I whipped up this tarragon chicken salad recipe for busy days when you want something flavorful but fuss-free. It’s creamy, herby, and works great in sandwiches, wraps, or over greens. Trust me, the fresh tarragon adds a bright kick that makes this dish stand out.
If you’re tired of bland chicken salads, this version with tarragon and lemon will change your lunch game. It’s ready in under 30 minutes and uses simple ingredients you likely have on hand. Perfect for meal prep or a light dinner!

Tarragon Chicken Salad
Tarragon Chicken Salad combines tender chicken, fresh tarragon, celery, grapes, and toasted pecans in a creamy mayonnaise dressing, offering a harmonious blend of flavors and textures.
Prep Time 10 minutes mins
Total Time 10 minutes mins
Course Salad
Cuisine Danish
Servings 4
Calories 280 kcal
Ingredients
- 2 cups cooked chicken, shredded or diced
- 1/3 cup mayonnaise
- 1/4 cup plain Greek yogurt
- 2 tbsp fresh tarragon, chopped
- 1 tbsp lemon juice
- 1/4 tsp tsp salt
- 1/4 tsp black pepper
- 1 celery stalk, finely chopped (optional)
Instructions
- If your chicken isn’t cooked, boil or bake it until fully done (165°F internal temp). Shred or dice into small pieces.

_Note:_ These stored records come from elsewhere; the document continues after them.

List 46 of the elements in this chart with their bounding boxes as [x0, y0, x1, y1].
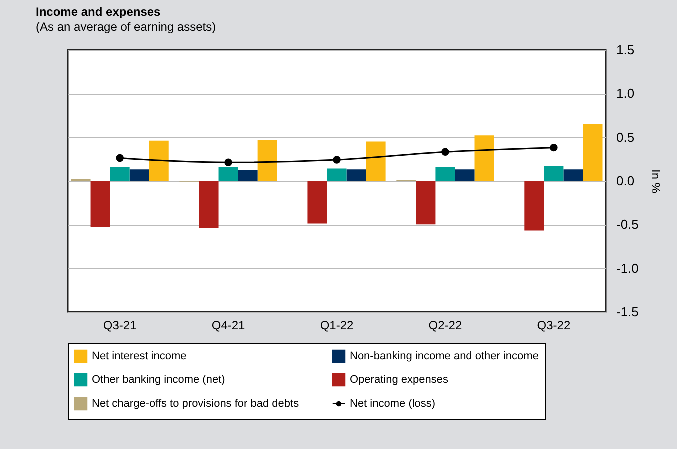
bar	[346, 170, 366, 181]
point	[116, 154, 124, 162]
chart-title: Income and expenses	[36, 5, 162, 19]
x-tick-label: Q2-22	[428, 318, 462, 332]
legend-label: Net income (loss)	[350, 398, 436, 410]
bar	[110, 167, 130, 181]
bar	[544, 166, 564, 181]
bar	[436, 167, 456, 181]
y-tick-label: -0.5	[616, 217, 639, 232]
chart-subtitle: (As an average of earning assets)	[36, 20, 216, 34]
bar	[199, 181, 219, 228]
bar	[524, 181, 544, 231]
point	[442, 148, 450, 156]
bar	[308, 181, 328, 224]
legend-label: Other banking income (net)	[92, 374, 226, 386]
point	[333, 156, 341, 164]
legend-label: Non-banking income and other income	[350, 350, 539, 362]
bar	[366, 142, 386, 181]
legend-label: Operating expenses	[350, 374, 449, 386]
bar	[583, 124, 603, 181]
y-axis-title: In %	[648, 169, 663, 194]
y-tick-label: 1.5	[616, 42, 635, 58]
bar	[149, 140, 169, 181]
x-tick-label: Q4-21	[212, 318, 246, 332]
legend-label: Net interest income	[92, 350, 187, 362]
y-tick-label: 1.0	[616, 86, 635, 102]
y-tick-label: 0.5	[616, 130, 635, 145]
bar	[416, 181, 436, 225]
bar	[130, 170, 150, 181]
legend-label: Net charge-offs to provisions for bad debts	[92, 398, 300, 410]
x-tick-label: Q1-22	[320, 318, 354, 332]
bar	[455, 170, 475, 181]
point	[224, 158, 232, 167]
point	[550, 144, 558, 152]
bar	[238, 170, 258, 181]
y-tick-label: -1.0	[616, 260, 639, 276]
bar	[564, 170, 584, 181]
x-tick-label: Q3-21	[103, 318, 138, 332]
bar	[474, 136, 494, 181]
y-tick-label: -1.5	[616, 304, 639, 320]
y-tick-label: 0.0	[616, 174, 635, 188]
bar	[90, 181, 110, 228]
bar	[258, 140, 278, 181]
bar	[218, 167, 238, 181]
bar	[327, 168, 347, 181]
x-tick-label: Q3-22	[537, 318, 571, 332]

- In a bowl, combine mayonnaise, Greek yogurt, lemon juice, salt, and pepper. Stir until smooth.
- Fold in the chopped tarragon, chicken, and celery (if using). Mix gently to coat everything evenly.
- Let the salad rest in the fridge for 10–15 minutes to blend flavors. Taste and adjust salt or pepper as needed. Serve chilled!
Notes
Replace Greek yogurt with sour cream for a richer texture. Dried tarragon works if fresh isn’t available—use half the amount. Add grapes or almonds for sweetness or crunch.